The Obama administration is aggressively pursuing lawsuits over minority voting rights in the South, but the Justice Department has not moved on evidence that the latest round of redistricting in the nation’s largest county unfairly reduces the influence of Latino voters.
Nearly half the 10 million people in Los Angeles County are Latino. But political boundaries redrawn in 2011 make it possible for Latino voters to elect just one of the five supervisors.
The Obama administration has resisted calls to sue, despite the county’s history of discrimination against Latino voters in earlier redistricting efforts.
The inaction upsets some Latino activists who count themselves as strong backers of President Barack Obama.

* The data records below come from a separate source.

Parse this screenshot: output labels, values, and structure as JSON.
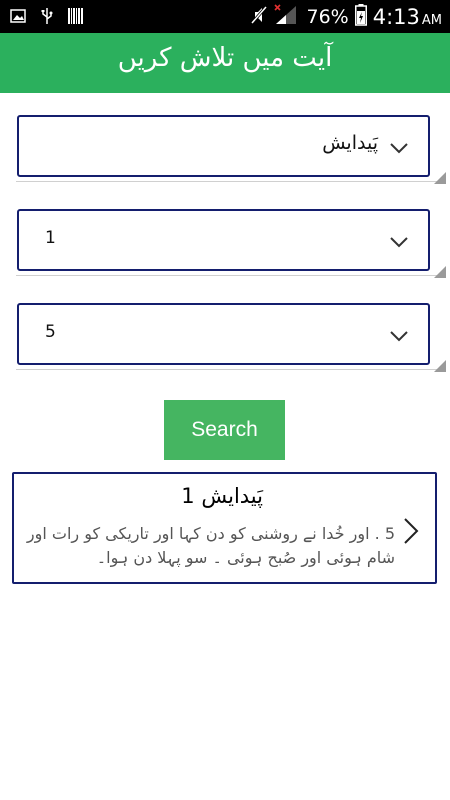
{
  "status_bar": {
    "battery_percent": "76%",
    "time": "4:13",
    "ampm": "AM"
  },
  "app_bar": {
    "title": "آیت میں تلاش کریں"
  },
  "selectors": {
    "book": "پَیدایش",
    "chapter": "1",
    "verse": "5"
  },
  "search_button": {
    "label": "Search"
  },
  "result": {
    "title": "پَیدایش 1",
    "text": "5 . اور خُدا نے روشنی کو دن کہا اور تاریکی کو رات اور شام ہوئی اور صُبح ہوئی ۔ سو پہلا دن ہوا۔"
  },
  "icons": {
    "status_left": [
      "image-icon",
      "usb-icon",
      "barcode-icon"
    ],
    "status_right": [
      "mute-icon",
      "signal-icon",
      "battery-icon"
    ],
    "dropdown": "chevron-down-icon",
    "result": "chevron-right-icon"
  }
}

“Obama is somewhat blind to the issues of Latinos,” said Cruz Reynoso, a former California Supreme Court justice and member of the U.S. Commission on Civil Rights.

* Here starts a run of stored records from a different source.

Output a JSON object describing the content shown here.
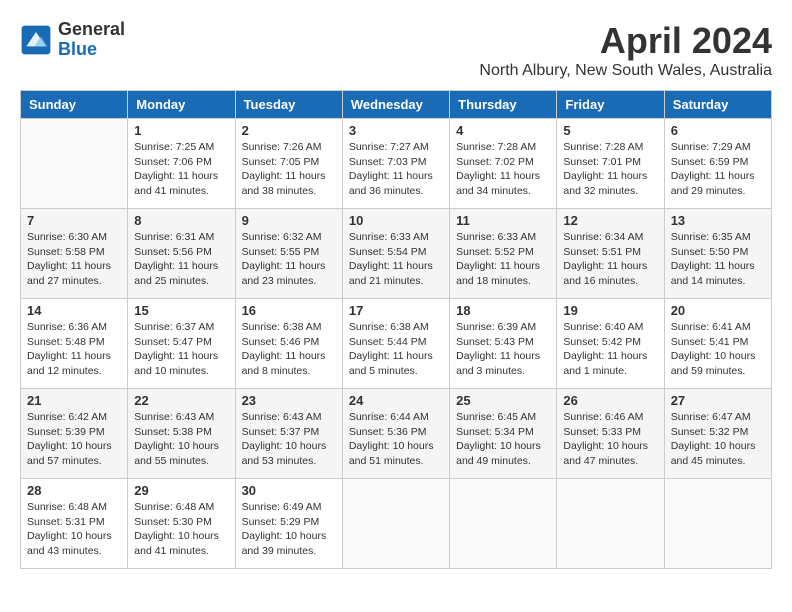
{
  "header": {
    "logo_general": "General",
    "logo_blue": "Blue",
    "month_title": "April 2024",
    "location": "North Albury, New South Wales, Australia"
  },
  "weekdays": [
    "Sunday",
    "Monday",
    "Tuesday",
    "Wednesday",
    "Thursday",
    "Friday",
    "Saturday"
  ],
  "weeks": [
    [
      {
        "day": "",
        "info": ""
      },
      {
        "day": "1",
        "info": "Sunrise: 7:25 AM\nSunset: 7:06 PM\nDaylight: 11 hours\nand 41 minutes."
      },
      {
        "day": "2",
        "info": "Sunrise: 7:26 AM\nSunset: 7:05 PM\nDaylight: 11 hours\nand 38 minutes."
      },
      {
        "day": "3",
        "info": "Sunrise: 7:27 AM\nSunset: 7:03 PM\nDaylight: 11 hours\nand 36 minutes."
      },
      {
        "day": "4",
        "info": "Sunrise: 7:28 AM\nSunset: 7:02 PM\nDaylight: 11 hours\nand 34 minutes."
      },
      {
        "day": "5",
        "info": "Sunrise: 7:28 AM\nSunset: 7:01 PM\nDaylight: 11 hours\nand 32 minutes."
      },
      {
        "day": "6",
        "info": "Sunrise: 7:29 AM\nSunset: 6:59 PM\nDaylight: 11 hours\nand 29 minutes."
      }
    ],
    [
      {
        "day": "7",
        "info": "Sunrise: 6:30 AM\nSunset: 5:58 PM\nDaylight: 11 hours\nand 27 minutes."
      },
      {
        "day": "8",
        "info": "Sunrise: 6:31 AM\nSunset: 5:56 PM\nDaylight: 11 hours\nand 25 minutes."
      },
      {
        "day": "9",
        "info": "Sunrise: 6:32 AM\nSunset: 5:55 PM\nDaylight: 11 hours\nand 23 minutes."
      },
      {
        "day": "10",
        "info": "Sunrise: 6:33 AM\nSunset: 5:54 PM\nDaylight: 11 hours\nand 21 minutes."
      },
      {
        "day": "11",
        "info": "Sunrise: 6:33 AM\nSunset: 5:52 PM\nDaylight: 11 hours\nand 18 minutes."
      },
      {
        "day": "12",
        "info": "Sunrise: 6:34 AM\nSunset: 5:51 PM\nDaylight: 11 hours\nand 16 minutes."
      },
      {
        "day": "13",
        "info": "Sunrise: 6:35 AM\nSunset: 5:50 PM\nDaylight: 11 hours\nand 14 minutes."
      }
    ],
    [
      {
        "day": "14",
        "info": "Sunrise: 6:36 AM\nSunset: 5:48 PM\nDaylight: 11 hours\nand 12 minutes."
      },
      {
        "day": "15",
        "info": "Sunrise: 6:37 AM\nSunset: 5:47 PM\nDaylight: 11 hours\nand 10 minutes."
      },
      {
        "day": "16",
        "info": "Sunrise: 6:38 AM\nSunset: 5:46 PM\nDaylight: 11 hours\nand 8 minutes."
      },
      {
        "day": "17",
        "info": "Sunrise: 6:38 AM\nSunset: 5:44 PM\nDaylight: 11 hours\nand 5 minutes."
      },
      {
        "day": "18",
        "info": "Sunrise: 6:39 AM\nSunset: 5:43 PM\nDaylight: 11 hours\nand 3 minutes."
      },
      {
        "day": "19",
        "info": "Sunrise: 6:40 AM\nSunset: 5:42 PM\nDaylight: 11 hours\nand 1 minute."
      },
      {
        "day": "20",
        "info": "Sunrise: 6:41 AM\nSunset: 5:41 PM\nDaylight: 10 hours\nand 59 minutes."
      }
    ],
    [
      {
        "day": "21",
        "info": "Sunrise: 6:42 AM\nSunset: 5:39 PM\nDaylight: 10 hours\nand 57 minutes."
      },
      {
        "day": "22",
        "info": "Sunrise: 6:43 AM\nSunset: 5:38 PM\nDaylight: 10 hours\nand 55 minutes."
      },
      {
        "day": "23",
        "info": "Sunrise: 6:43 AM\nSunset: 5:37 PM\nDaylight: 10 hours\nand 53 minutes."
      },
      {
        "day": "24",
        "info": "Sunrise: 6:44 AM\nSunset: 5:36 PM\nDaylight: 10 hours\nand 51 minutes."
      },
      {
        "day": "25",
        "info": "Sunrise: 6:45 AM\nSunset: 5:34 PM\nDaylight: 10 hours\nand 49 minutes."
      },
      {
        "day": "26",
        "info": "Sunrise: 6:46 AM\nSunset: 5:33 PM\nDaylight: 10 hours\nand 47 minutes."
      },
      {
        "day": "27",
        "info": "Sunrise: 6:47 AM\nSunset: 5:32 PM\nDaylight: 10 hours\nand 45 minutes."
      }
    ],
    [
      {
        "day": "28",
        "info": "Sunrise: 6:48 AM\nSunset: 5:31 PM\nDaylight: 10 hours\nand 43 minutes."
      },
      {
        "day": "29",
        "info": "Sunrise: 6:48 AM\nSunset: 5:30 PM\nDaylight: 10 hours\nand 41 minutes."
      },
      {
        "day": "30",
        "info": "Sunrise: 6:49 AM\nSunset: 5:29 PM\nDaylight: 10 hours\nand 39 minutes."
      },
      {
        "day": "",
        "info": ""
      },
      {
        "day": "",
        "info": ""
      },
      {
        "day": "",
        "info": ""
      },
      {
        "day": "",
        "info": ""
      }
    ]
  ]
}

Reynoso said the administration seems more attuned to voting rights complaints of African-Americans.
He said the administration also appears reluctant to pursue a complaint against a jurisdiction that is dominated by Obama’s fellow Democrats.
After a U.S. Supreme Court decision in June that rendered useless an important enforcement provision of the Voting Rights Act, the administration has focused its resources on Southern states that are controlled by Republicans.
The Justice Department has initiated or joined suits targeting voter identification laws and redistricting plans in North Carolina and Texas.
The Justice Department acknowledges it is looking at the situation in Los Angeles, but otherwise declined to comment.
A voter-approved independent board draws California’s congressional and legislative districts, but counties retain the authority to devise their own districts.
In Los Angeles, each of five supervisors represents nearly 2 million people, and the county’s annual budget tops $26 billion.